A Boeing afirmou estar preparada para ampliar a produção do 737 Max, principal modelo comercial da fabricante, após um período marcado por atrasos, problemas operacionais e questionamentos sobre seus padrões de qualidade e segurança.

Em entrevista exclusiva à CNBC, o CEO da companhia, Kelly Ortberg, disse que a empresa concluiu os preparativos necessários para elevar o ritmo de fabricação da aeronave. Segundo ele, a unidade de Everett, no estado de Washington, receberá sua primeira aeronave para montagem em 6 de julho, marcando o início das operações de uma nova linha de produção.

“Estamos prontos. Fizemos um esforço exaustivo para preparar e testar o sistema”, afirmou Ortberg. A fabricante planeja elevar a produção mensal do 737 Max de 42 para 47 unidades. A nova linha em Everett, descrita pelo executivo como uma réplica da operação já existente em Renton, permitirá uma expansão adicional da capacidade produtiva.

A Boeing também pretende alcançar uma produção de 52 aeronaves por mês, embora ainda não tenha definido uma data exata para essa etapa. “Vamos avançar quando o sistema de produção disser que estamos prontos”, disse o CEO. Segundo ele, a companhia tem adotado uma estratégia mais cautelosa do que no passado, evitando acelerar a produção antes que os processos estejam estabilizados.

Ortberg reconheceu que a empresa enfrenta desconfiança após dificuldades registradas em aumentos anteriores de produção, mas argumentou que os indicadores atuais são positivos. “Estamos mudando esse histórico. Fizemos um bom trabalho nos últimos 18 meses, aumentando a taxa de forma diferente”, afirmou. “Não estamos forçando o trabalho na linha de produção como fazíamos antes.”

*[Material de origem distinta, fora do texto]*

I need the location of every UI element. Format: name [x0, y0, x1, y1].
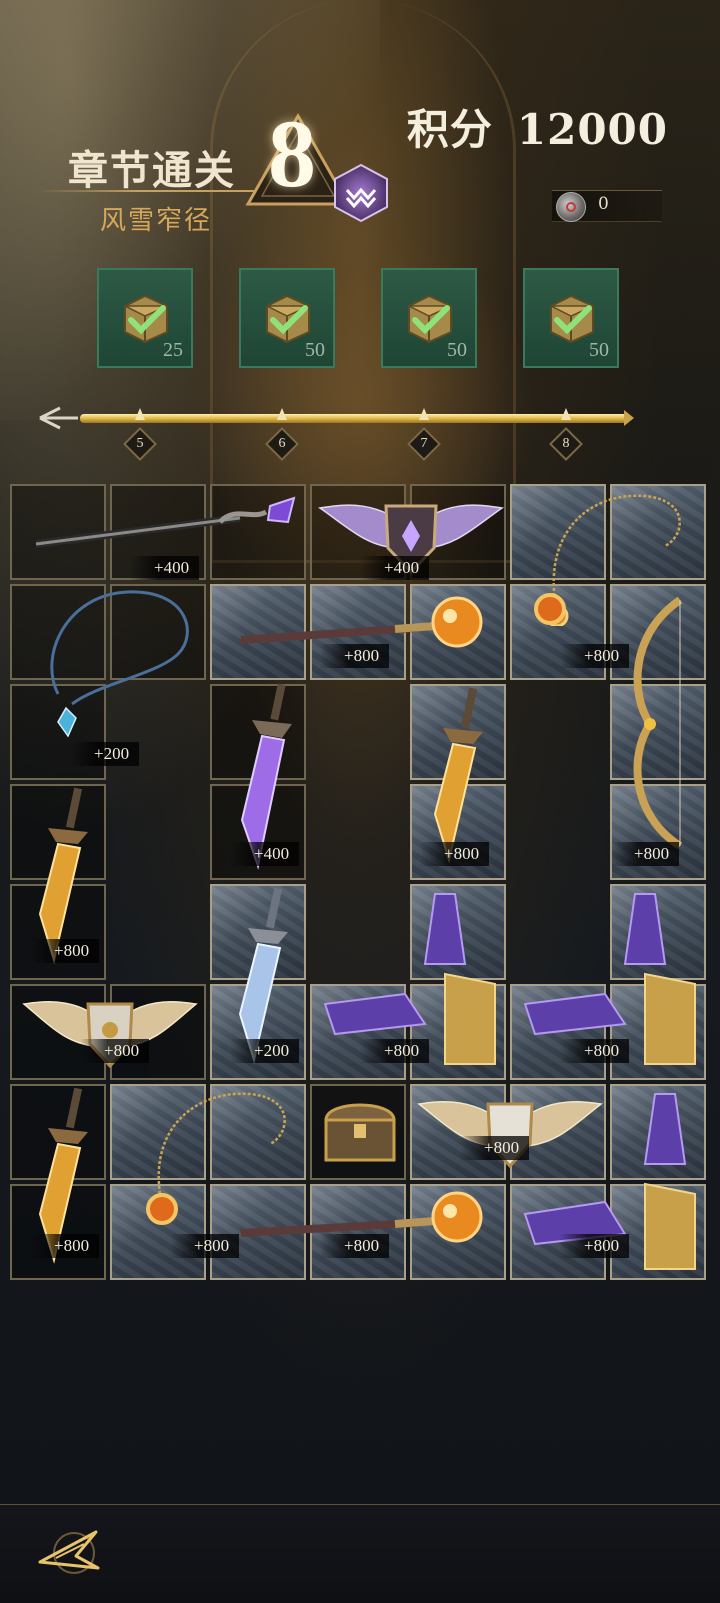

A meta de longo prazo da Boeing continua sendo produzir 63 unidades do 737 Max por mês. Questionado sobre a possibilidade de a empresa elevar esse objetivo para 70 aeronaves mensais, o executivo disse que o tema está em estudo, mas ressaltou que o planejamento oficial permanece inalterado. “Por hora, 63 é o plano”, afirmou.

Segundo Ortberg, os clientes têm aprovado os resultados do processo de recuperação da fabricante. “Eles dizem que são os aviões de maior qualidade que já receberam da Boeing”, declarou. O CEO acrescentou que a companhia não pretende acelerar a produção em detrimento da segurança ou da qualidade. “Não vamos liberar aviões se não estivermos estáveis e o sistema de produção não estiver produzindo um produto de alta qualidade.”

Embora a cadeia de suprimentos do programa 737 Max esteja operando de forma satisfatória, a Boeing ainda enfrenta desafios em outras frentes. No programa 787 Dreamliner, produzido em Charleston, a empresa lida com restrições no fornecimento de assentos e atrasos na entrega de motores.

De acordo com Ortberg, a fabricante pretende elevar a produção do 787 de oito para dez aeronaves por mês até o fim do ano. Para isso, será necessário reduzir os gargalos na cadeia de fornecedores. “Temos bons planos para recuperar. Sabemos onde estão as restrições. Trabalhamos com fornecedores para resolver”, afirmou.